Free Download Water and Ritual: The Rise and Fall of Classic Maya Rulers By Lucero, Lisa Joyce
2006 | 253 Pages | ISBN: 0292709994 | PDF | 9 MB
In the southern Maya lowlands, rainfall provided the primary and, in some areas, the only source of water for people and crops. Classic Maya kings sponsored elaborate public rituals that affirmed their close ties to the supernatural world and their ability to intercede with deities and ancestors to ensure an adequate amount of rain, which was then stored to provide water during the four-to-five-month dry season. As long as the rains came, Maya kings supplied their subjects with water and exacted tribute in labor and goods in return.

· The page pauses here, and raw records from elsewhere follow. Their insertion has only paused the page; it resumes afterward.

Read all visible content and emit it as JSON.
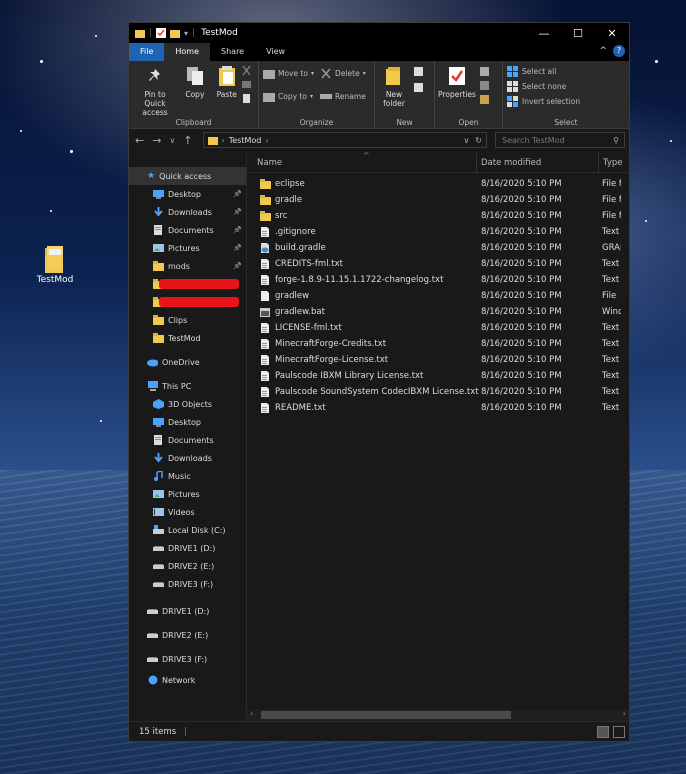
{
  "desktop": {
    "icon_label": "TestMod"
  },
  "window": {
    "title": "TestMod",
    "controls": {
      "minimize": "—",
      "maximize": "☐",
      "close": "✕"
    }
  },
  "ribbon_tabs": [
    "File",
    "Home",
    "Share",
    "View"
  ],
  "ribbon": {
    "clipboard": {
      "pin_label": "Pin to Quick access",
      "copy_label": "Copy",
      "paste_label": "Paste",
      "group_label": "Clipboard"
    },
    "organize": {
      "move_to": "Move to",
      "copy_to": "Copy to",
      "delete": "Delete",
      "rename": "Rename",
      "group_label": "Organize"
    },
    "new": {
      "new_folder": "New folder",
      "group_label": "New"
    },
    "open": {
      "properties": "Properties",
      "group_label": "Open"
    },
    "select": {
      "select_all": "Select all",
      "select_none": "Select none",
      "invert_selection": "Invert selection",
      "group_label": "Select"
    }
  },
  "address": {
    "path": "TestMod",
    "search_placeholder": "Search TestMod"
  },
  "nav": {
    "quick_access": "Quick access",
    "quick_items": [
      {
        "label": "Desktop",
        "icon": "desktop-icon",
        "pinned": true
      },
      {
        "label": "Downloads",
        "icon": "download-icon",
        "pinned": true
      },
      {
        "label": "Documents",
        "icon": "documents-icon",
        "pinned": true
      },
      {
        "label": "Pictures",
        "icon": "pictures-icon",
        "pinned": true
      },
      {
        "label": "mods",
        "icon": "folder-icon",
        "pinned": true
      },
      {
        "label": "",
        "icon": "folder-icon",
        "pinned": false
      },
      {
        "label": "",
        "icon": "folder-icon",
        "pinned": false
      },
      {
        "label": "Clips",
        "icon": "folder-icon",
        "pinned": false
      },
      {
        "label": "TestMod",
        "icon": "folder-icon",
        "pinned": false
      }
    ],
    "onedrive": "OneDrive",
    "this_pc": "This PC",
    "pc_items": [
      "3D Objects",
      "Desktop",
      "Documents",
      "Downloads",
      "Music",
      "Pictures",
      "Videos",
      "Local Disk (C:)",
      "DRIVE1 (D:)",
      "DRIVE2 (E:)",
      "DRIVE3 (F:)"
    ],
    "drives": [
      "DRIVE1 (D:)",
      "DRIVE2 (E:)",
      "DRIVE3 (F:)"
    ],
    "network": "Network"
  },
  "columns": {
    "name": "Name",
    "date": "Date modified",
    "type": "Type"
  },
  "files": [
    {
      "name": "eclipse",
      "date": "8/16/2020 5:10 PM",
      "type": "File fo",
      "kind": "folder"
    },
    {
      "name": "gradle",
      "date": "8/16/2020 5:10 PM",
      "type": "File fo",
      "kind": "folder"
    },
    {
      "name": "src",
      "date": "8/16/2020 5:10 PM",
      "type": "File fo",
      "kind": "folder"
    },
    {
      "name": ".gitignore",
      "date": "8/16/2020 5:10 PM",
      "type": "Text D",
      "kind": "text"
    },
    {
      "name": "build.gradle",
      "date": "8/16/2020 5:10 PM",
      "type": "GRAD",
      "kind": "gradle"
    },
    {
      "name": "CREDITS-fml.txt",
      "date": "8/16/2020 5:10 PM",
      "type": "Text D",
      "kind": "text"
    },
    {
      "name": "forge-1.8.9-11.15.1.1722-changelog.txt",
      "date": "8/16/2020 5:10 PM",
      "type": "Text D",
      "kind": "text"
    },
    {
      "name": "gradlew",
      "date": "8/16/2020 5:10 PM",
      "type": "File",
      "kind": "blank"
    },
    {
      "name": "gradlew.bat",
      "date": "8/16/2020 5:10 PM",
      "type": "Wind",
      "kind": "bat"
    },
    {
      "name": "LICENSE-fml.txt",
      "date": "8/16/2020 5:10 PM",
      "type": "Text D",
      "kind": "text"
    },
    {
      "name": "MinecraftForge-Credits.txt",
      "date": "8/16/2020 5:10 PM",
      "type": "Text D",
      "kind": "text"
    },
    {
      "name": "MinecraftForge-License.txt",
      "date": "8/16/2020 5:10 PM",
      "type": "Text D",
      "kind": "text"
    },
    {
      "name": "Paulscode IBXM Library License.txt",
      "date": "8/16/2020 5:10 PM",
      "type": "Text D",
      "kind": "text"
    },
    {
      "name": "Paulscode SoundSystem CodecIBXM License.txt",
      "date": "8/16/2020 5:10 PM",
      "type": "Text D",
      "kind": "text"
    },
    {
      "name": "README.txt",
      "date": "8/16/2020 5:10 PM",
      "type": "Text D",
      "kind": "text"
    }
  ],
  "status": {
    "item_count": "15 items"
  },
  "colors": {
    "accent": "#1e64b4",
    "folder": "#f2c94c",
    "background": "#191919",
    "redaction": "#e8141a"
  }
}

But when the rains failed at the end of the Classic period (AD 850-950), the Maya rulers lost both their claim to supernatural power and their temporal authority. Maya commoners continued to supplicate gods and ancestors for rain in household rituals, but they stopped paying tribute to rulers whom the gods had forsaken.In this paradigm-shifting book, Lisa Lucero investigates the central role of water and ritual in the rise, dominance, and fall of Classic Maya rulers. She documents commoner, elite, and royal ritual histories in the southern Maya lowlands from the Late Preclassic through the Terminal Classic periods to show how elites and rulers gained political power through the public replication and elaboration of household-level rituals. At the same time, Lucero demonstrates that political power rested equally on material conditions that the Maya rulers could only partially control. Offering a new, more nuanced understanding of these dual bases of power, Lucero makes a compelling case for spiritual and material factors intermingling in the development and demise of Maya political complexity.